Alexandros Yfantis | Sep 16, 2013 07:20AM ET
Following the withdrawal of the candidature for FED chairman by Summers, S&P futures gapped up early today nearly 20 points reaching the previous all time highs. Our view up to now was bearish with a strategy to enter short positions when support levels are broken. Moreover, we also note in previous posts that prices were to reach 1680-90 if 1665-70 was broken upwards. So are bulls really in control or is this gap up in pre-market trading just a bear squeeze? According to our Elliott wave analysis and according to theory, if prices move past the starting point of a wave pattern, then the previous move cannot be labeled as impulsive. In our case, if prices (cash) make a new all time high, then we cannot label the decline from 1709 to 1627 as impulsive.
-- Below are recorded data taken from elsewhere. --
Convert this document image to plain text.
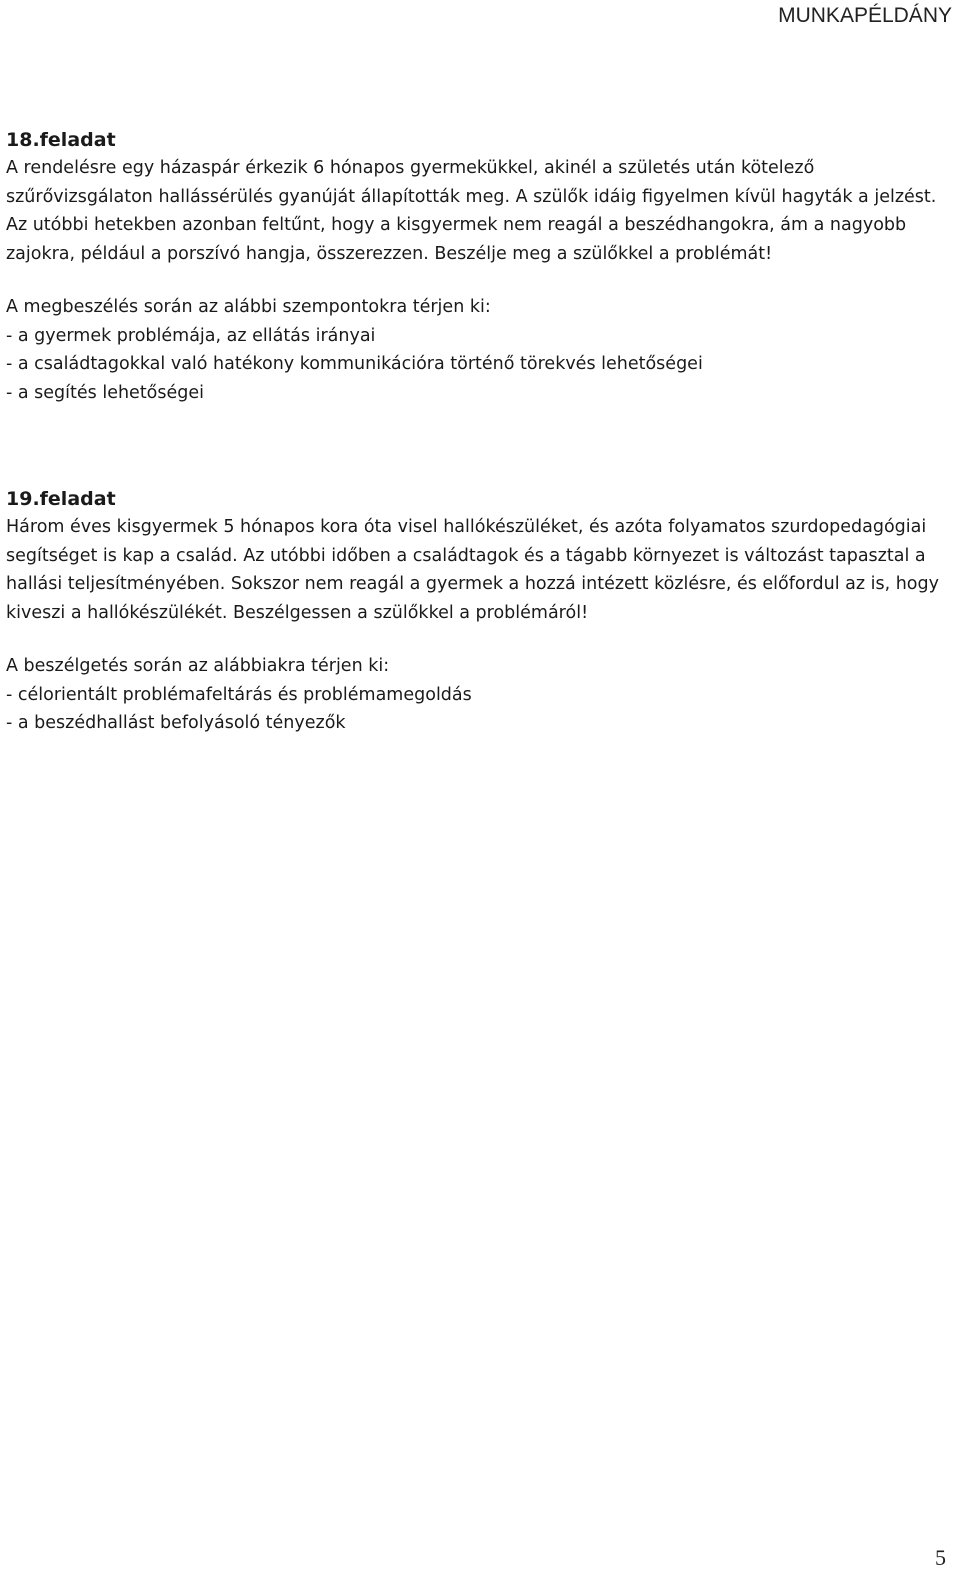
MUNKAPÉLDÁNY

18.feladat

A rendelésre egy házaspár érkezik 6 hónapos gyermekükkel, akinél a születés után kötelező szűrővizsgálaton hallássérülés gyanúját állapították meg. A szülők idáig figyelmen kívül hagyták a jelzést. Az utóbbi hetekben azonban feltűnt, hogy a kisgyermek nem reagál a beszédhangokra, ám a nagyobb zajokra, például a porszívó hangja, összerezzen. Beszélje meg a szülőkkel a problémát!

A megbeszélés során az alábbi szempontokra térjen ki:

- a gyermek problémája, az ellátás irányai

- a családtagokkal való hatékony kommunikációra történő törekvés lehetőségei

- a segítés lehetőségei

19.feladat

Három éves kisgyermek 5 hónapos kora óta visel hallókészüléket, és azóta folyamatos szurdopedagógiai segítséget is kap a család. Az utóbbi időben a családtagok és a tágabb környezet is változást tapasztal a hallási teljesítményében. Sokszor nem reagál a gyermek a hozzá intézett közlésre, és előfordul az is, hogy kiveszi a hallókészülékét. Beszélgessen a szülőkkel a problémáról!

A beszélgetés során az alábbiakra térjen ki:

- célorientált problémafeltárás és problémamegoldás

- a beszédhallást befolyásoló tényezők

5
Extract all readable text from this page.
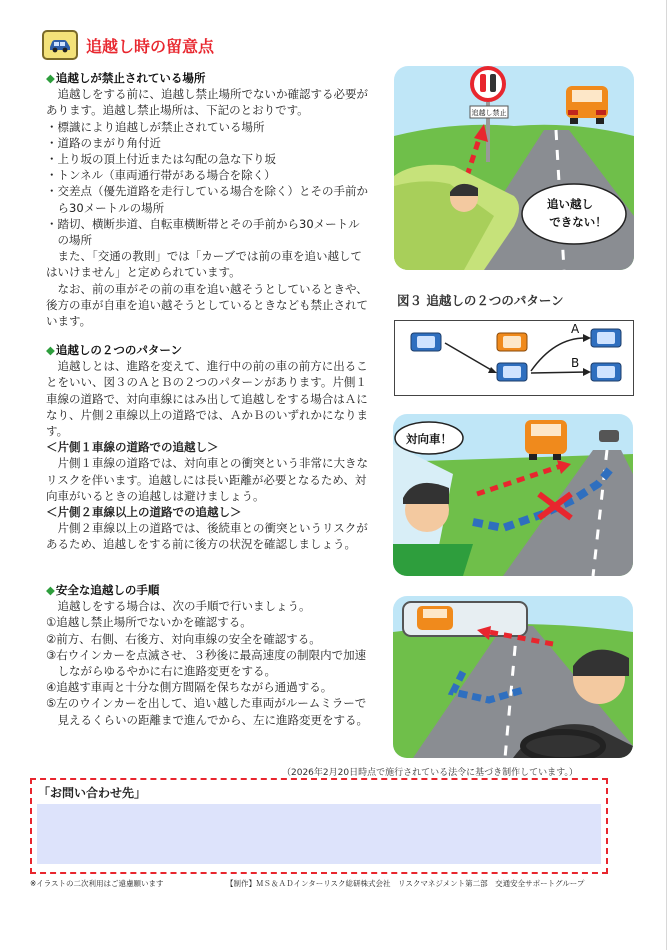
追越し時の留意点
◆追越しが禁止されている場所
追越しをする前に、追越し禁止場所でないか確認する必要があります。追越し禁止場所は、下記のとおりです。
・標識により追越しが禁止されている場所
・道路のまがり角付近
・上り坂の頂上付近または勾配の急な下り坂
・トンネル（車両通行帯がある場合を除く）
・交差点（優先道路を走行している場合を除く）とその手前から30メートルの場所
・踏切、横断歩道、自転車横断帯とその手前から30メートルの場所
また、「交通の教則」では「カーブでは前の車を追い越してはいけません」と定められています。
なお、前の車がその前の車を追い越そうとしているときや、後方の車が自車を追い越そうとしているときなども禁止されています。
◆追越しの２つのパターン
追越しとは、進路を変えて、進行中の前の車の前方に出ることをいい、図３のＡとＢの２つのパターンがあります。片側１車線の道路で、対向車線にはみ出して追越しをする場合はＡになり、片側２車線以上の道路では、ＡかＢのいずれかになります。
＜片側１車線の道路での追越し＞
片側１車線の道路では、対向車との衝突という非常に大きなリスクを伴います。追越しには長い距離が必要となるため、対向車がいるときの追越しは避けましょう。
＜片側２車線以上の道路での追越し＞
片側２車線以上の道路では、後続車との衝突というリスクがあるため、追越しをする前に後方の状況を確認しましょう。
◆安全な追越しの手順
追越しをする場合は、次の手順で行いましょう。
①追越し禁止場所でないかを確認する。
②前方、右側、右後方、対向車線の安全を確認する。
③右ウインカーを点滅させ、３秒後に最高速度の制限内で加速しながらゆるやかに右に進路変更をする。
④追越す車両と十分な側方間隔を保ちながら通過する。
⑤左のウインカーを出して、追い越した車両がルームミラーで見えるくらいの距離まで進んでから、左に進路変更をする。
追越し禁止
追い越し
できない！
図３ 追越しの２つのパターン
A
B
対向車！
（2026年2月20日時点で施行されている法令に基づき制作しています。）
「お問い合わせ先」
※イラストの二次利用はご遠慮願います	【制作】ＭＳ＆ＡＤインターリスク総研株式会社　リスクマネジメント第二部　交通安全サポートグループ
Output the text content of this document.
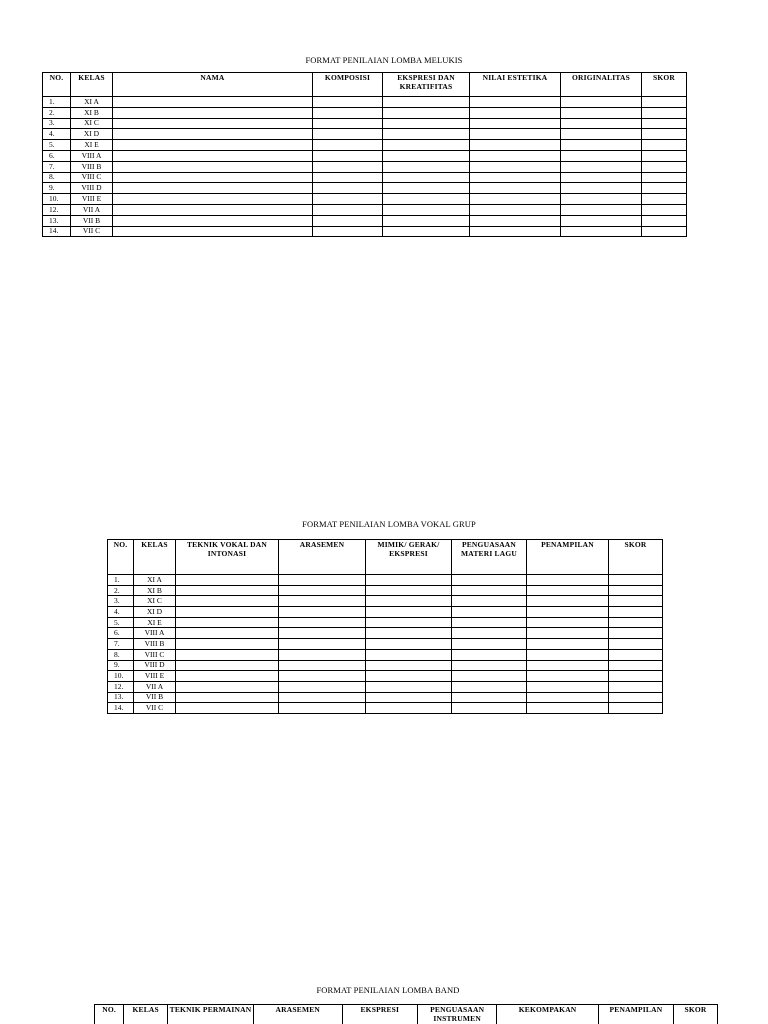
FORMAT PENILAIAN LOMBA MELUKIS
NO.	KELAS	NAMA	KOMPOSISI	EKSPRESI DAN KREATIFITAS	NILAI ESTETIKA	ORIGINALITAS	SKOR
1.	XI A						
2.	XI B						
3.	XI C						
4.	XI D						
5.	XI E						
6.	VIII A						
7.	VIII B						
8.	VIII C						
9.	VIII D						
10.	VIII E						
12.	VII A						
13.	VII B						
14.	VII C						
FORMAT PENILAIAN LOMBA VOKAL GRUP
NO.	KELAS	TEKNIK VOKAL DAN INTONASI	ARASEMEN	MIMIK/ GERAK/ EKSPRESI	PENGUASAAN MATERI LAGU	PENAMPILAN	SKOR
1.	XI A						
2.	XI B						
3.	XI C						
4.	XI D						
5.	XI E						
6.	VIII A						
7.	VIII B						
8.	VIII C						
9.	VIII D						
10.	VIII E						
12.	VII A						
13.	VII B						
14.	VII C						
FORMAT PENILAIAN LOMBA BAND
NO.	KELAS	TEKNIK PERMAINAN	ARASEMEN	EKSPRESI	PENGUASAAN INSTRUMEN	KEKOMPAKAN	PENAMPILAN	SKOR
It is therefore important to wait and see if the cash market makes a new all time high. Trend remains up and a new all time high does not cancel the increased possibility of a trend reversal. This does not mean that it is prudent to go short if new all time highs are made.
Current market price action has given bulls the upper hand. Prices will be targeting a new all time high today and after the pull back we expect, if prices do not break support at 1680, we should be expecting another leg up at least towards 1720-40. Needless to say that if 1680 support fails, then bulls will have to guard the very important support at 1630-40.